Des personnes aux besoins spéciaux apportent de précieuses bénédictions

    Des personnes aux besoins spéciaux apportent de précieuses bénédictions

    Tiré d’entrevues avec des membres de la paroisse de Wildwood, du Pieu de Saskatoon et de la paroisse de Delta, du Pieu de Surrey, en Colombie-Britannique

    Les membres de la paroisse de Wildwood à Saskatoon, en Saskatchewan, ont compris les enseignements que l’on trouve dans Hébreux 12 : 12 « Fortifiez donc vos mains languissantes et vos genoux affaiblis ». C’est une membre de 42 ans, Coran Killan, qui leur a permis de les comprendre. Elle ne possède pas acquis de compétences en « enseignement » acquises dans une université, et elle n’est pas surdouée sur le plan intellectuel. En fait, ce sont ses invalidités qui font que l’on ressent son influence. Elle ne peut pas parler, elle a des difficultés sur le plan intellectuel et elle est affligée de graves handicaps physiques. 
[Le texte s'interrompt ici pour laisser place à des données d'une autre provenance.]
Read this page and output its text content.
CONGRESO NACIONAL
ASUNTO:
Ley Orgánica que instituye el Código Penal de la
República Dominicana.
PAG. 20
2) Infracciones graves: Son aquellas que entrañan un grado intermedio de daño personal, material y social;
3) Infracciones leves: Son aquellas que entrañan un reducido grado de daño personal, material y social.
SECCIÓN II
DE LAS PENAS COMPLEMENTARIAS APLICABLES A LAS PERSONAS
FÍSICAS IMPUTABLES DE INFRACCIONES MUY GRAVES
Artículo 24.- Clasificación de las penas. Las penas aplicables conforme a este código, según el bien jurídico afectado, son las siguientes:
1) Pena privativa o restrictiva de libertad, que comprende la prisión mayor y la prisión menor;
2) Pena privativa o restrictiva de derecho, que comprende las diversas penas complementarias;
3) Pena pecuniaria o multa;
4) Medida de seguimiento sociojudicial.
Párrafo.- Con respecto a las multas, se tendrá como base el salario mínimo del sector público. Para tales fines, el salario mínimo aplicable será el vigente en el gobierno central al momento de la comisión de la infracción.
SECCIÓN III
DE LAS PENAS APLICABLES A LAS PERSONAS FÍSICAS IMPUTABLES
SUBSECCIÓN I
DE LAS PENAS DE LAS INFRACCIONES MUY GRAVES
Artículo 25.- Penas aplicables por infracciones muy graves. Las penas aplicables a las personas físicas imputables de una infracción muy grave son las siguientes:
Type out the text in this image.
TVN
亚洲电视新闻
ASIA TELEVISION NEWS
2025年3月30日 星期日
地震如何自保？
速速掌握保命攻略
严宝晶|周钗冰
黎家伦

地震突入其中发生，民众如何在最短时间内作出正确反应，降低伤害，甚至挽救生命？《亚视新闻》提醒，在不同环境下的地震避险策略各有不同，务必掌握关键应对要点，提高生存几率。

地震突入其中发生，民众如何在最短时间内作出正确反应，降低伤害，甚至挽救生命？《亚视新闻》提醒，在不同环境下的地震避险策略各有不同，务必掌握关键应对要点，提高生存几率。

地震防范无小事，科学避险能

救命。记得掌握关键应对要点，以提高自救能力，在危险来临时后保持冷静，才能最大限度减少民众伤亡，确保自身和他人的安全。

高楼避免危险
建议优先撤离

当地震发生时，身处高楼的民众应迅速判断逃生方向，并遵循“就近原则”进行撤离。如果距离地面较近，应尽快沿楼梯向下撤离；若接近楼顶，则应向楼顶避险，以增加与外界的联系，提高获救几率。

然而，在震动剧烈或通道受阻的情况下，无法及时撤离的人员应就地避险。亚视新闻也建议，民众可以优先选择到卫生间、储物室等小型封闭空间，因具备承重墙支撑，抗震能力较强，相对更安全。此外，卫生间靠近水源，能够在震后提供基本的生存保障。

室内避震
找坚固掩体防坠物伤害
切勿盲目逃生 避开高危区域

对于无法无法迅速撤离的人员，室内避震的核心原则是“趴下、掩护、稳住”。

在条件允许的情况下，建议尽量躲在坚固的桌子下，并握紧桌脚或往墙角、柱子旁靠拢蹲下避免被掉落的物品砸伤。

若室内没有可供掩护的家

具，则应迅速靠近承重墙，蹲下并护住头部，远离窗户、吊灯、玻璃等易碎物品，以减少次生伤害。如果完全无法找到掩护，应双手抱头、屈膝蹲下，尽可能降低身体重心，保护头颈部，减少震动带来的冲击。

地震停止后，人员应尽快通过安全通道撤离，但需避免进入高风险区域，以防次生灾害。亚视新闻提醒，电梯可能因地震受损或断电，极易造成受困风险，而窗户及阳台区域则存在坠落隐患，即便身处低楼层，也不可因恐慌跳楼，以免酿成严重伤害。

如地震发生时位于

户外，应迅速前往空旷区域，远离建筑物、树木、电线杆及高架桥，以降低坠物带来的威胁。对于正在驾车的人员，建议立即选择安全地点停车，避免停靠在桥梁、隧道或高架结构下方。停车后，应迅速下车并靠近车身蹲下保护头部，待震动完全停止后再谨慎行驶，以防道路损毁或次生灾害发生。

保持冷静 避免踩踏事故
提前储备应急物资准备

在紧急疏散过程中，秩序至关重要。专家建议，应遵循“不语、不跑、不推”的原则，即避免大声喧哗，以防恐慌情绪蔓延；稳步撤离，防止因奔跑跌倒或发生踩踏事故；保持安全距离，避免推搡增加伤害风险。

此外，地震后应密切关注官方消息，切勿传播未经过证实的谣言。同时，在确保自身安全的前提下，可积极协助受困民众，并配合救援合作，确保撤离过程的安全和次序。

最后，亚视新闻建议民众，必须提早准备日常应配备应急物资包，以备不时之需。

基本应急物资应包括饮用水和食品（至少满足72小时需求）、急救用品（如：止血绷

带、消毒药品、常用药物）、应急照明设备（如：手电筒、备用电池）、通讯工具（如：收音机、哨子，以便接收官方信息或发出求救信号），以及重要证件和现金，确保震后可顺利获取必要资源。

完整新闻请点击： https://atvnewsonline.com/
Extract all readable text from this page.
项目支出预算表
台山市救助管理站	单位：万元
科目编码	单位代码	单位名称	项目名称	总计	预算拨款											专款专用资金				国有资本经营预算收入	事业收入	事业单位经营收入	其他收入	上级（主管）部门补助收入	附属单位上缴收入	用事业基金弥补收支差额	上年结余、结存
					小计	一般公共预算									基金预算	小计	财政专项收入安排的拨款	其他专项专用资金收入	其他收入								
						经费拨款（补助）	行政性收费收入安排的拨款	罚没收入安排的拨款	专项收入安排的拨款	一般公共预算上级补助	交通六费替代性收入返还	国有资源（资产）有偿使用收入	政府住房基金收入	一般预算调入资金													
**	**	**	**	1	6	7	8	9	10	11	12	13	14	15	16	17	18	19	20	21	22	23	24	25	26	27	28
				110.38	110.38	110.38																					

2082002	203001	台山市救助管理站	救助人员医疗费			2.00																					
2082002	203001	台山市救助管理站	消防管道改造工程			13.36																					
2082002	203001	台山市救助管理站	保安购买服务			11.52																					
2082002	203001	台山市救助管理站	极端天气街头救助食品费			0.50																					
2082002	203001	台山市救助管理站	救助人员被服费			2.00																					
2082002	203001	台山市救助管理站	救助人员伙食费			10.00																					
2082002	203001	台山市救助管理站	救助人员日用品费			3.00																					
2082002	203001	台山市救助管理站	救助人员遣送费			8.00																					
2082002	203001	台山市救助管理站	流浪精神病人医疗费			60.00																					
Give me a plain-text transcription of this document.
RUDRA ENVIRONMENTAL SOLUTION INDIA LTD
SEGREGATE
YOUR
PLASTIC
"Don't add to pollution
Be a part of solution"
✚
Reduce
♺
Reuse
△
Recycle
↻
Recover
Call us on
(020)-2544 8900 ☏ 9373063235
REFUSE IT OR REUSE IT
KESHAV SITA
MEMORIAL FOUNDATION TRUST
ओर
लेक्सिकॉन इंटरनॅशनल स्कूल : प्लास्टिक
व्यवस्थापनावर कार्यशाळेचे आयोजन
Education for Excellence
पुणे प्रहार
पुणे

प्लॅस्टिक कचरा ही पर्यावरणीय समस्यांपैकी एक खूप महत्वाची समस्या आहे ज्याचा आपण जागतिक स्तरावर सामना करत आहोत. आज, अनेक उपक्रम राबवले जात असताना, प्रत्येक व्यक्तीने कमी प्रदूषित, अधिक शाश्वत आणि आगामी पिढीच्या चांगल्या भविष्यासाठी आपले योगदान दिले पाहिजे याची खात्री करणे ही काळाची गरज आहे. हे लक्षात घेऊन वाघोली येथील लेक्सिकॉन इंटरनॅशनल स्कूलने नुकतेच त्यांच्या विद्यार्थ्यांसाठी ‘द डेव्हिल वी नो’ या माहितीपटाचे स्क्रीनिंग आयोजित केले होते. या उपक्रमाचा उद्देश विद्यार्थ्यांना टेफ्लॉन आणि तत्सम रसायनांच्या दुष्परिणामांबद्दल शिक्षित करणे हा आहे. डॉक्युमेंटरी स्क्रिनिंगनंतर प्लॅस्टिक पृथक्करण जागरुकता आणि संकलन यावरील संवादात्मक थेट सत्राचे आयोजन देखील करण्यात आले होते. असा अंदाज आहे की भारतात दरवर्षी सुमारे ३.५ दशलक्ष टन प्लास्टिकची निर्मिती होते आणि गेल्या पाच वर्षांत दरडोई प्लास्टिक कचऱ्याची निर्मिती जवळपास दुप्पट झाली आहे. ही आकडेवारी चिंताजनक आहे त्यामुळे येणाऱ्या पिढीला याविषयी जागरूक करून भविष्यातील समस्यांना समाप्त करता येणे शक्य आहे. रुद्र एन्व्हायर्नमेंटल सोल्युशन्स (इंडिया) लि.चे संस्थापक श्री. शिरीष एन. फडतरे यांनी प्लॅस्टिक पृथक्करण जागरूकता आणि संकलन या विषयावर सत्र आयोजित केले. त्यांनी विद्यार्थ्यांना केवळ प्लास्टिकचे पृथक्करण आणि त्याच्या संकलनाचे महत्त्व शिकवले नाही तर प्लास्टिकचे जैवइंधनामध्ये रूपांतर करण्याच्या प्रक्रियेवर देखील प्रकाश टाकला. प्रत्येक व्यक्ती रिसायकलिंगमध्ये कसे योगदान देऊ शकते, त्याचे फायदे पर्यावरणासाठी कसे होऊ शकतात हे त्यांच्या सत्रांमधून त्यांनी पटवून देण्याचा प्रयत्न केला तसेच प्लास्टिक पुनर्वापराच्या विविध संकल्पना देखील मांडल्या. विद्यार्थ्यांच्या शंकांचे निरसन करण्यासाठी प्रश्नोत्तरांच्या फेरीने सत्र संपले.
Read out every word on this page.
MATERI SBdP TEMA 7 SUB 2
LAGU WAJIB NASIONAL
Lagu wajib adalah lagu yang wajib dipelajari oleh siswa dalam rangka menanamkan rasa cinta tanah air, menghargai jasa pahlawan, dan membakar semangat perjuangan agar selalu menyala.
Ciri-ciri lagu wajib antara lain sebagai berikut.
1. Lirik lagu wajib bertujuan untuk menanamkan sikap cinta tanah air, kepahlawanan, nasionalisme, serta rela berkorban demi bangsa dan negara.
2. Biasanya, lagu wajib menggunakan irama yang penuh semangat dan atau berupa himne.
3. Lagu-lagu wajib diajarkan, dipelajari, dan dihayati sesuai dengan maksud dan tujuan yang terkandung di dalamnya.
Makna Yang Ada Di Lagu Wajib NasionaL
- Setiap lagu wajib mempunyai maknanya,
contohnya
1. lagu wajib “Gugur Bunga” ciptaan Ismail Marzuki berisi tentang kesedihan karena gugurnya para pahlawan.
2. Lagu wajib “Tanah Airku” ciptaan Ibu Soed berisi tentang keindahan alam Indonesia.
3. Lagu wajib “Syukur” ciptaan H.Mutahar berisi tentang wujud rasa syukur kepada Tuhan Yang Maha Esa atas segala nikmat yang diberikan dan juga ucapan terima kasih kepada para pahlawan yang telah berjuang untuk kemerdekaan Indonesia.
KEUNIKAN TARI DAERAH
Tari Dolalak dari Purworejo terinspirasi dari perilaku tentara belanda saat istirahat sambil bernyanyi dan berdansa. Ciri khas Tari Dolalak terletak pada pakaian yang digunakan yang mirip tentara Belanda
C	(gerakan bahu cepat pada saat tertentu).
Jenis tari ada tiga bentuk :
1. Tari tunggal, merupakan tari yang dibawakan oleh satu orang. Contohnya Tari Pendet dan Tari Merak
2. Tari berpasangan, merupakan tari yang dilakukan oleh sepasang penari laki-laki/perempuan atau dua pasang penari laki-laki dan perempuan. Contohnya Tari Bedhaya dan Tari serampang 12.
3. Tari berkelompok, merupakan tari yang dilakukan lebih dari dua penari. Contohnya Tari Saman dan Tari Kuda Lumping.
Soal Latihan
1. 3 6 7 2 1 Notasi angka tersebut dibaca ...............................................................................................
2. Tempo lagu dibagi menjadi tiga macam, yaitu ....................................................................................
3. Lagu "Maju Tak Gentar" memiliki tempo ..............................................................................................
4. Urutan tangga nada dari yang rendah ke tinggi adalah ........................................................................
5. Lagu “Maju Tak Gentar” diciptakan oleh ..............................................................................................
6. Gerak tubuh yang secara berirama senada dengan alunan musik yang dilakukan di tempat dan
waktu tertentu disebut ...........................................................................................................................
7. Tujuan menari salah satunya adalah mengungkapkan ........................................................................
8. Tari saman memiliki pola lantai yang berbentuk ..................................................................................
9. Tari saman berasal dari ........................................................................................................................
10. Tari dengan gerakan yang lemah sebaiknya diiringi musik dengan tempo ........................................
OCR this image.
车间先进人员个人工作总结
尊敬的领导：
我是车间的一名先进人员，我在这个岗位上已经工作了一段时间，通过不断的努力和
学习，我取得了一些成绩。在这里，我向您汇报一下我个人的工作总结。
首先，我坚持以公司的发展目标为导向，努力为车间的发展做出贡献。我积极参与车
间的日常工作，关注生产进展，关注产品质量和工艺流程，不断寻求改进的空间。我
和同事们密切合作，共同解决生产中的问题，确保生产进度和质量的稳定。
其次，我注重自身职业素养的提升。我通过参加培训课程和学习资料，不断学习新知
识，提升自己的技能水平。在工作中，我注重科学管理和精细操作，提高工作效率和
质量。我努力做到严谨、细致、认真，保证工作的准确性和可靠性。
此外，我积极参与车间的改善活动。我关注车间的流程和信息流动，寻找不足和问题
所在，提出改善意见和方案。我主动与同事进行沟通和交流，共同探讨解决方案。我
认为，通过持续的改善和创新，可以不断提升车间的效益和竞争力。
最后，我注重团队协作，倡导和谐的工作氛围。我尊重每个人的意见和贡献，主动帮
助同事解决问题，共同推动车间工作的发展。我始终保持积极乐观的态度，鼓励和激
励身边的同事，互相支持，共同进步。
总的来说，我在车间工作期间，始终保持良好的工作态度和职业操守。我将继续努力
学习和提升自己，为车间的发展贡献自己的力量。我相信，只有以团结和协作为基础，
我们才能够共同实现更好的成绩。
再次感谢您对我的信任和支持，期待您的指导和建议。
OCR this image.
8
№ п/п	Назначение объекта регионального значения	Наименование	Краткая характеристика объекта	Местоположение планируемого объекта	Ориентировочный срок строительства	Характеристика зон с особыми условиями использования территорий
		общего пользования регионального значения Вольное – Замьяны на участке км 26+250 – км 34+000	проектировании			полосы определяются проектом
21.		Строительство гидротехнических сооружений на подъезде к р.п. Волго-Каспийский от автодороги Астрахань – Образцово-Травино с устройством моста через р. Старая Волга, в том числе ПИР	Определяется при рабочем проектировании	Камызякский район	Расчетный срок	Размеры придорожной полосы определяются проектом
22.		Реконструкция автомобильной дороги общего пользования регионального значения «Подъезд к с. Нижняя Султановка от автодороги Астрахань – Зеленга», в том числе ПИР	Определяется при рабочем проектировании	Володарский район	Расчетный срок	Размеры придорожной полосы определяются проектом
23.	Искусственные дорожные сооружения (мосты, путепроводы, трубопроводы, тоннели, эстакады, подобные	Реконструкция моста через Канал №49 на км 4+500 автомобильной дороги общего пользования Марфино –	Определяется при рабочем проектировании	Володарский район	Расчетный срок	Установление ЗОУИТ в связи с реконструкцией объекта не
    Cora et sa mère, Liz, ont joint l’Église à Nanaimo, en Colombie-Britannique. Le premier appel de Cora dans l’Église a été à l’accueil. Lorsque les deux femmes se sont installées à Calgary puis ensuite à Saskatoon, chaque paroisse a offert un appel semblable à Cora. 

    Avant que Liz devienne une sainte des derniers jours en 1997, elle avoue que la plupart des gens ignorait toujours Cora. « Mon rôle en tant que mère de Cora a été validé lorsque j’ai joint l’Église. Avant, les gens pensaient que j’aurais dû placer Cora dans une institution afin que je puisse 'vivre ma vie', mais les membres de notre église ont une toute autre opinion. Ils apprécient et aiment Cora. Ils me disent qu’ils ont hâte au jour de la résurrection pour voir Cora dans sa condition parfaite, le jour où elle pourra tous nous enseigner. » 

    La mère et la fille enseignent ensemble une classe de la Primaire où Cora participe aux activités avec les enfants. « Cora est un élément fondamental de l’expérience de la Primaire, affirme John Spencer, son visiteur au foyer. Les enfants l’adorent ou plutôt tout le monde l’adore. Les membres ne sont pas condescendants à son égard, chacun de nous l’apprécie. Lorsqu’on la connaît, ses expressions et sa façon de communiquer nous permettent de savoir ce qu’elle ressent. On peut également voir lorsqu’elle ressent l’Esprit, elle rayonne! »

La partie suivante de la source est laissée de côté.